Normal qu’on ait parfois envie de lui rabattre son caquet, comme lors de la fameuse anecdote du match de boxe perdu contre le journaliste Callaghan. Mis KO par ce petit bonhomme qui ne paye pas de mine, Hemmy est furieux contre Fitzgerald qui arbitrait ce match « amical » et qui n’aurait pas respecté le temps réglementaire fixé à une minute pour un round, profitant de l’occasion pour faire envoyer son pote au tapis. Ce dernier en gardera rancune et croira « se venger » de son ami un jour en parlant de la « taille » problématique de son pénis. Ridicule génie qui confond si souvent l’honneur et le courage avec des concours de bite ! Matamore qui ne supporte qu’on le traite comme il traite les autres et qui sombre dans l’infamie si on lui résiste trop !
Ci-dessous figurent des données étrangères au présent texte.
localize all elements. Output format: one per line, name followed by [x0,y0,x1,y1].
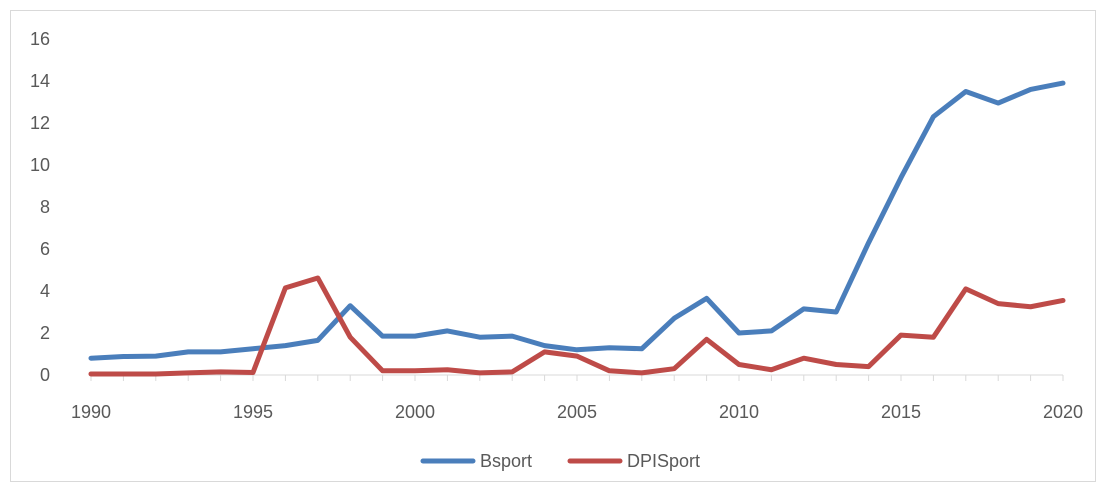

Infâme, Hemingway l’a en effet réellement été avec Dos Passos lors d’un épisode de la guerre d’Espagne. Complètement manipulé par la propagande communiste qui pousse les Républicains à se dénoncer les uns les autres, le voici persuadé qu’un certain José Roblès, accusé de trahison et abattu par les Républicains, est coupable de ce dont on l’accuse. Il faut avouer que « Papa », s'il adore jouer aux espions et aux donneurs de renseignements, n’a jamais brillé par sa perspicacité politique. Le hic est que ce Roblès est un ami de Dos Passos qui croit que celui-ci a été tué plus vraisemblablement parce qu’il refusait de s’aligner sur la ligne de Moscou. Au-delà de cette exécution sommaire dont on ne saura jamais les raisons exactes, Hemingway tient là une occasion de salir son ancien ami Dos Passos, rival s’il en est de la scène littéraire américaine. Quitte à avaliser les informations staliniennes, le voilà qui ne se prive pas de calomnier son « ami », révélant à qui veut l’entendre les liens qui l’unissaient au « fasciste Roblès ». Doublement affecté par l’assassinat de son ami espagnol et la démolition en règle que mène son autre ami américain contre lui, Dos Passos ne s’en remettra pas, et Hemingway pourra enfin passer pour le « plus grand écrivain de gauche » de sa génération. Carriériste, grande gueule, capable de toutes les bassesses au nom de sa grandeur, Hemingway, c’est le moins qu’on puisse dire, « ne se montre pas ici sous son meilleur jour », comme l’écrit PPDA, admirateur lucide de ce salopard formidable. « Dans son monde, on est avec lui ou contre lui. Et si l’on n’est plus avec lui, on est bon à jeter ». Ce sont les interventions du biographe qui font le sel de cette biographie. C’est que Poivre d’Arvor raconte autant qu’il informe, juge autant qu’il expose, et peut-être s’accuse lui-même secrètement ici où là, tant l’on sent la proximité entre lui et l’auteur d’Hommes sans femmes.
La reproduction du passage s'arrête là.